Migraine and losing your sense of time
In the last few months, my migraine brain has been behaving a lot better than usual. I’m very grateful for that, and I’m hoping that whatever the secret key is keeps working. I actually had more migraine- and headache-free days than not in June, which is a significant improvement compared to the months prior (and compared to June 2015).
This is not to say I haven’t had some doozies in 2016. I’ve had a couple of multi-day attacks that left me nearly bedridden and totally unable to work or spend time with family or friends—I just checked out of my life for a few days each time.
There are so many strange sensations for a migraineur when the attack begins to pass and it’s time to reemerge.
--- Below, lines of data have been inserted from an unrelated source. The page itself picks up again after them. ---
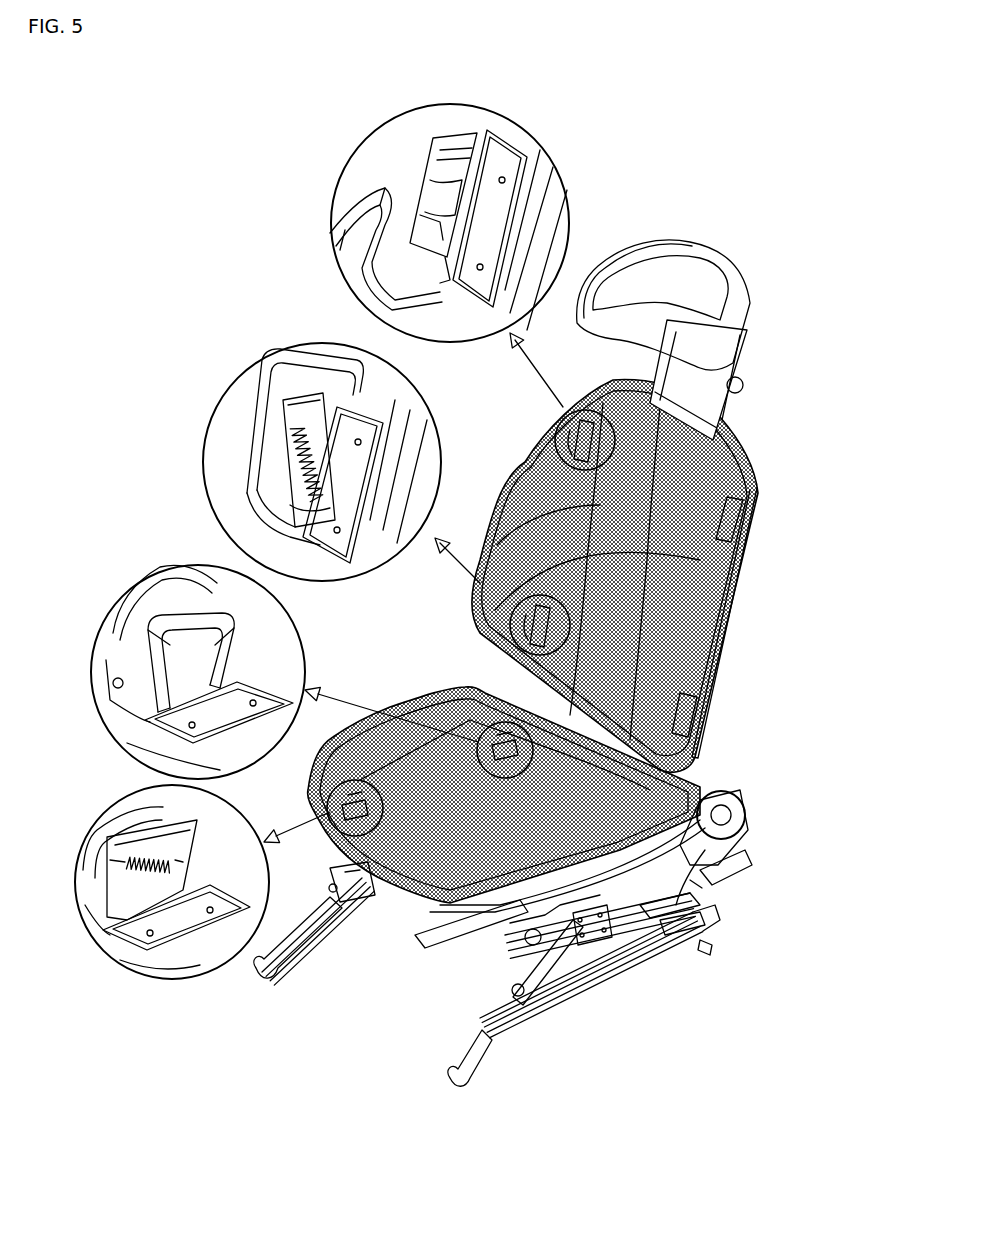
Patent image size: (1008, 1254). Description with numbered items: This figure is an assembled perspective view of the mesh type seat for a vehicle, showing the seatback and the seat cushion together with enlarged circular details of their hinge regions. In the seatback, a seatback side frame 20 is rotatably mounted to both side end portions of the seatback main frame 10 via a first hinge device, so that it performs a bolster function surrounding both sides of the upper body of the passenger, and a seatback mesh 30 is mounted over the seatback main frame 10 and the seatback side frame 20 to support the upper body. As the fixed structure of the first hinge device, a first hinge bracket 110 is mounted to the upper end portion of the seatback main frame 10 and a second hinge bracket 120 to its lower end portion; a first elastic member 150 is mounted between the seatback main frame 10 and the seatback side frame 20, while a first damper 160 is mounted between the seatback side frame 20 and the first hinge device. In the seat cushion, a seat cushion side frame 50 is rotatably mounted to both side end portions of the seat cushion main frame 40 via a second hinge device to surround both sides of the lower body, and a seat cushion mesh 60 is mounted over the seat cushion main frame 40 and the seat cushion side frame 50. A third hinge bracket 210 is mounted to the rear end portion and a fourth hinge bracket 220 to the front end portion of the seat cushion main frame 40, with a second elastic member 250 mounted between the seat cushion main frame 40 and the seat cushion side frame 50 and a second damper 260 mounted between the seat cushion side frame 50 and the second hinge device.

The seatback main frame 10 is at (533, 177).
The seatback side frame 20 is at (375, 163).
The seatback mesh 30 is at (700, 460).
The seat cushion main frame 40 is at (307, 665).
The seat cushion side frame 50 is at (215, 588).
The seat cushion mesh 60 is at (462, 738).
The first hinge bracket 110 is at (500, 157).
The second hinge bracket 120 is at (363, 460).
The first elastic member 150 is at (307, 450).
The first damper 160 is at (447, 182).
The third hinge bracket 210 is at (267, 697).
The fourth hinge bracket 220 is at (180, 927).
The second elastic member 250 is at (133, 857).
The second damper 260 is at (177, 655).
Longtime readers of my posts know that I have expressed my frustration with the fatigue, grogginess, and dragged-down feeling of the postdrome—the “migraine hangover” many of us are familiar with. The pain may be gone, but my brain is not back to its full functioning yet. It takes me a second to collect my thoughts and to find the right words. I know it is frustrating for my husband to see me finally out of bed (yay!) but unable to be a mentally present partner when it comes to conversation or even simple household tasks (boo!).
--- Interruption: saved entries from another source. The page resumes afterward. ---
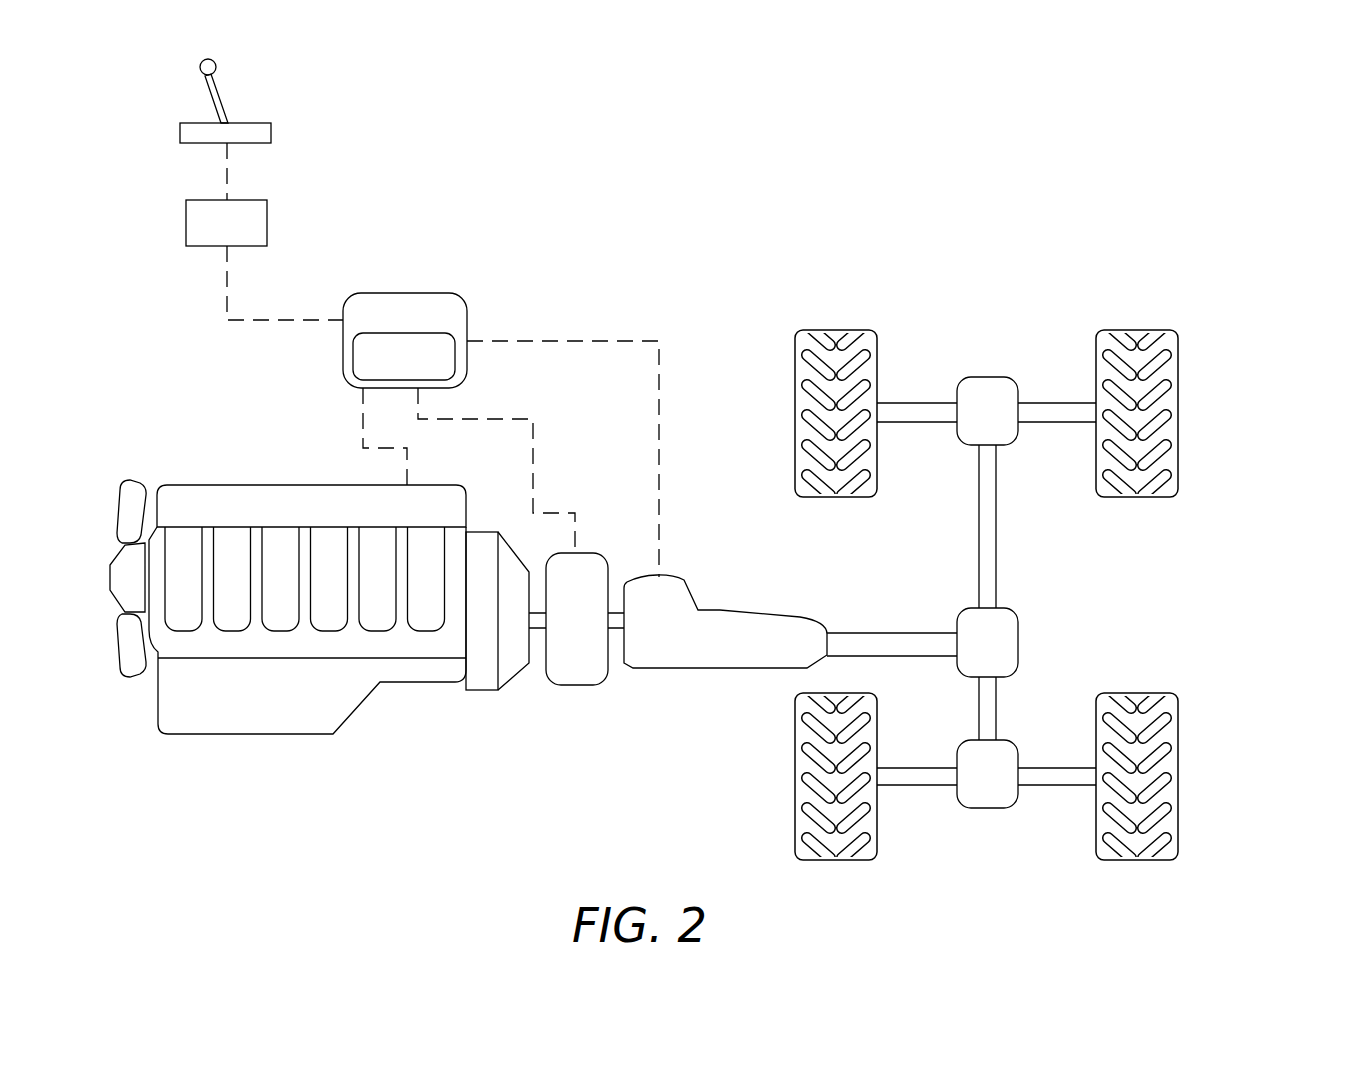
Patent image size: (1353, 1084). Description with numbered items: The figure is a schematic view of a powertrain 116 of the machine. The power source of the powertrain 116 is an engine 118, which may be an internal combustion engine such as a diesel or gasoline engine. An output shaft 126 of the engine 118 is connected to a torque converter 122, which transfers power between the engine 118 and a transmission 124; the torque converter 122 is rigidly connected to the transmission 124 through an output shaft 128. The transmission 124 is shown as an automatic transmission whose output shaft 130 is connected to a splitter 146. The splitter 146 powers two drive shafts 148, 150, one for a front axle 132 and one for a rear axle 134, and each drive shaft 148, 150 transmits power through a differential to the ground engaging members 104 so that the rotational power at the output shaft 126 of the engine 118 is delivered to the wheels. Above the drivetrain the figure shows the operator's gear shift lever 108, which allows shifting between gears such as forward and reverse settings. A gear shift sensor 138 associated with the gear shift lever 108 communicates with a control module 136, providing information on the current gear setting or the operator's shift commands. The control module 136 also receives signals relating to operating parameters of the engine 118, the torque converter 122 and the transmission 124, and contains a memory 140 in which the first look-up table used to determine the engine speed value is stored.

The ground engaging members 104 is at (835, 340).
The gear shift lever 108 is at (216, 65).
The powertrain 116 is at (1228, 185).
The engine 118 is at (253, 717).
The torque converter 122 is at (587, 637).
The transmission 124 is at (722, 622).
The output shaft 126 is at (537, 632).
The output shaft 128 is at (617, 632).
The output shaft 130 is at (878, 637).
The front axle 132 is at (1050, 410).
The rear axle 134 is at (923, 787).
The control module 136 is at (405, 293).
The gear shift sensor 138 is at (241, 233).
The memory 140 is at (419, 369).
The splitter 146 is at (1000, 654).
The drive shaft 148 is at (987, 552).
The drive shaft 150 is at (987, 700).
One other migraine side effect that most doctors don’t discuss is how off your sense of time can get. If you’ve been in bed for a day or more, you know how discombobulated you can feel when you finally climb out.
On the one hand, it may seem like days, if not weeks, have passed. You’ve been in such pain and discomfort that you had to mentally and physically check out of your normal life—it’s hard to know how long you’ve been down. On the other hand, it can seem like the attack has been one long and terrible blink—it’s surprising to wake to realize that it’s the following morning, or even three days later.
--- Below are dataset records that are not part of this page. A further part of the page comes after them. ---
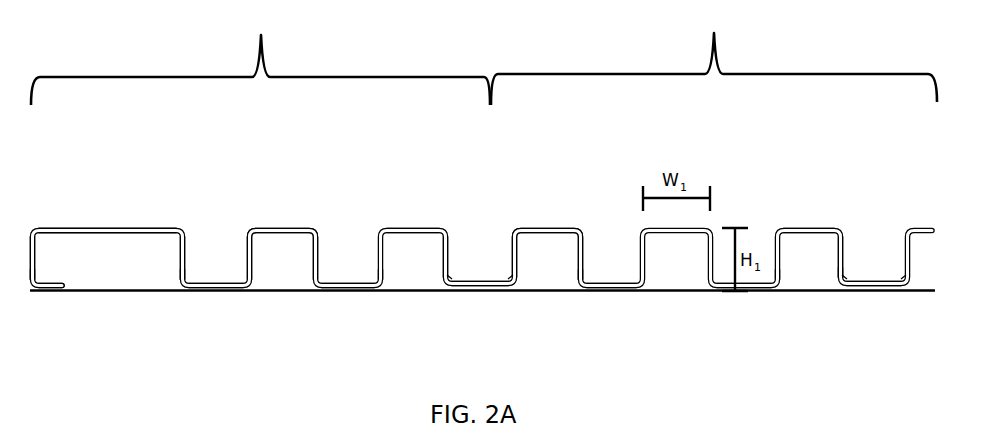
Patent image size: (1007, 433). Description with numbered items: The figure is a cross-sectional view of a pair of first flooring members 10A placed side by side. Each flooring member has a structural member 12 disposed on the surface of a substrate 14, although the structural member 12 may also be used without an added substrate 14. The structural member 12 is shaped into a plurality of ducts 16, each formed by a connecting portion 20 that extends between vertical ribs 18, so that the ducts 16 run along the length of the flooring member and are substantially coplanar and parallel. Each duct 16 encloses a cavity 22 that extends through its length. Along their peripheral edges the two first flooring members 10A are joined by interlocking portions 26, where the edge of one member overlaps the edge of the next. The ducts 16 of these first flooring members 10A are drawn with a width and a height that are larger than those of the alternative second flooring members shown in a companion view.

The first flooring member 10A is at (484, 55).
The structural member 12 is at (97, 182).
The substrate 14 is at (289, 293).
The duct 16 is at (181, 226).
The vertical rib 18 is at (37, 262).
The connecting portion 20 is at (143, 229).
The cavity 22 is at (285, 262).
The interlocking portion 26 is at (472, 283).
Even when I’m back on track and am able to return to work after one of these bedridden periods, I am so thrown off on what day it is. It reminds me of when I was a kid and had summers off school—days of the week sort of lost their meaning. Even now, when a holiday observed on a Monday passes, it takes me awhile to realize what day it is. And so it goes with migraine blackout periods. I will be talking with my staff at the bookshop and say something like, “Tomorrow we’ll need to do such & such for our event.” They stare politely back at me until one of them lets me know that the event in question was the day before yesterday. Another example: in the book world, there are high-priority releases, new books that come out and cannot be made available to customers until their official publication date. That date almost always falls on a Tuesday. Sometimes after a sick period I will see new releases on the shelves and come close to scolding my staff: “Those shouldn’t be out until Tuesday! We could get in big trouble with the publishers!” Then I glance at the calendar and see it’s already Tuesday—I just lost some days due to migraine and got thrown off.
How many of you can identify with this? Do you ever lose days and have a hard time knowing what the date or day of the week is?
How much has your migraine disease changed or evolved over time?